How this skill works

The skill wraps Deepgram client calls for prerecorded transcription and exposes methods for transcribing local files and remote URLs. It accepts options for model, language, punctuation, smart formatting, diarization, utterances, and paragraphs, then normalizes and formats the API response into a structured result with transcript, confidence, words, and optional utterances.
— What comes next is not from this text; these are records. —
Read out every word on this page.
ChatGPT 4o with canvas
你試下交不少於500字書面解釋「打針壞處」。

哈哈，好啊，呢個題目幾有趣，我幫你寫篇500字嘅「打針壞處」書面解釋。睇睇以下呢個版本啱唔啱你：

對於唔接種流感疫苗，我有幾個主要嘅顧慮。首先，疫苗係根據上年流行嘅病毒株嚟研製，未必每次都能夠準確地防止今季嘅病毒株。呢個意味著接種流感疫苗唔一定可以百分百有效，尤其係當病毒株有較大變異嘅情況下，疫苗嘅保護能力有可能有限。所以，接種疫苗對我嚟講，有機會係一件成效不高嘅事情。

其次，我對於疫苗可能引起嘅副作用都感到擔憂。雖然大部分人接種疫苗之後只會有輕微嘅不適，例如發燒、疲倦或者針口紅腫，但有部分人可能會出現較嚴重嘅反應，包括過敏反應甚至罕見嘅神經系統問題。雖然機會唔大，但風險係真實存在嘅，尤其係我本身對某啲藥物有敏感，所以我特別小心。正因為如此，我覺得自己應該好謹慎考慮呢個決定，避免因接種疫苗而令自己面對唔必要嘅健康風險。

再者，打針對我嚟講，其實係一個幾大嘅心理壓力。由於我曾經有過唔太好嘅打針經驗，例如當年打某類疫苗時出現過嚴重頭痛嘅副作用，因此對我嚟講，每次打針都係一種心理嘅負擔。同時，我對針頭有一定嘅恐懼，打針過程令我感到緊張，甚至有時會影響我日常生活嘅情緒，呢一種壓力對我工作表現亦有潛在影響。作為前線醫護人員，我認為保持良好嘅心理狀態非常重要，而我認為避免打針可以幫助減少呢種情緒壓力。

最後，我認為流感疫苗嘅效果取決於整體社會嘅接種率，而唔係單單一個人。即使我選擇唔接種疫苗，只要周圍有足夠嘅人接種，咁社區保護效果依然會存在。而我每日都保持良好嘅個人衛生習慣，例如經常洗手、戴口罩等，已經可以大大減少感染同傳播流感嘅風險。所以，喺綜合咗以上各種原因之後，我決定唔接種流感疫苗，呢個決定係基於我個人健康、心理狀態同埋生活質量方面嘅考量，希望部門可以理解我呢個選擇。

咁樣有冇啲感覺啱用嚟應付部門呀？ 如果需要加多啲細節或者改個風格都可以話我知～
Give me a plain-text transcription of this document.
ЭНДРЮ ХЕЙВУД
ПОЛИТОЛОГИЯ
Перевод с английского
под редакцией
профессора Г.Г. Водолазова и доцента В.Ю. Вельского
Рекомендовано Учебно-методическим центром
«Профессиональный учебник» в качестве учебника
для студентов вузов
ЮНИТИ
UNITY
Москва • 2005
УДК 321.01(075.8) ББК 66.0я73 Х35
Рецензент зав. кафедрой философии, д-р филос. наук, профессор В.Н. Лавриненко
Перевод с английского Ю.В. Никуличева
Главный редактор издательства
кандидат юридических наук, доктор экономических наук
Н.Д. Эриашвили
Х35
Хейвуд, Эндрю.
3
Batch processing is handled by chunking inputs and running concurrent requests with error collection.

When to use it

  • Transcribing pre-recorded audio files (meetings, podcasts, interviews).
  • Batch processing large audio archives with controlled concurrency.
  • Adding speaker diarization or utterance segmentation to transcripts.
  • Converting audio URLs to text without downloading to disk.
  • Integrating transcription into backend automation or ETL pipelines.

Best practices

  • Choose nova-2 (or enhanced) for best accuracy and smart_format for cleaner output.
  • Split very long recordings into chunks to avoid timeouts and improve responsiveness.
  • Detect or convert unsupported formats to WAV/MP3/FLAC before sending.
  • Use concurrency limits when batch processing to avoid rate limits and timeouts.
  • Validate audio quality and sample rate to reduce empty or low-confidence transcripts.

Example use cases

  • A nightly job that batch-transcribes new podcast episodes and stores structured transcripts.
  • A meeting recorder that transcribes uploads and returns speaker-attributed conversation segments.
  • A media platform that converts user-submitted audio URLs to searchable text.
  • An analytics pipeline that extracts words and timestamps for downstream indexing.

FAQ

What formats are supported?

Common formats like WAV, MP3, FLAC, OGG, M4A, and WebM are supported; convert unsupported files to a compatible audio type first.

How do I handle very long audio files?

Split recordings into smaller chunks or use an asynchronous callback/URL pattern to avoid timeouts and improve reliability.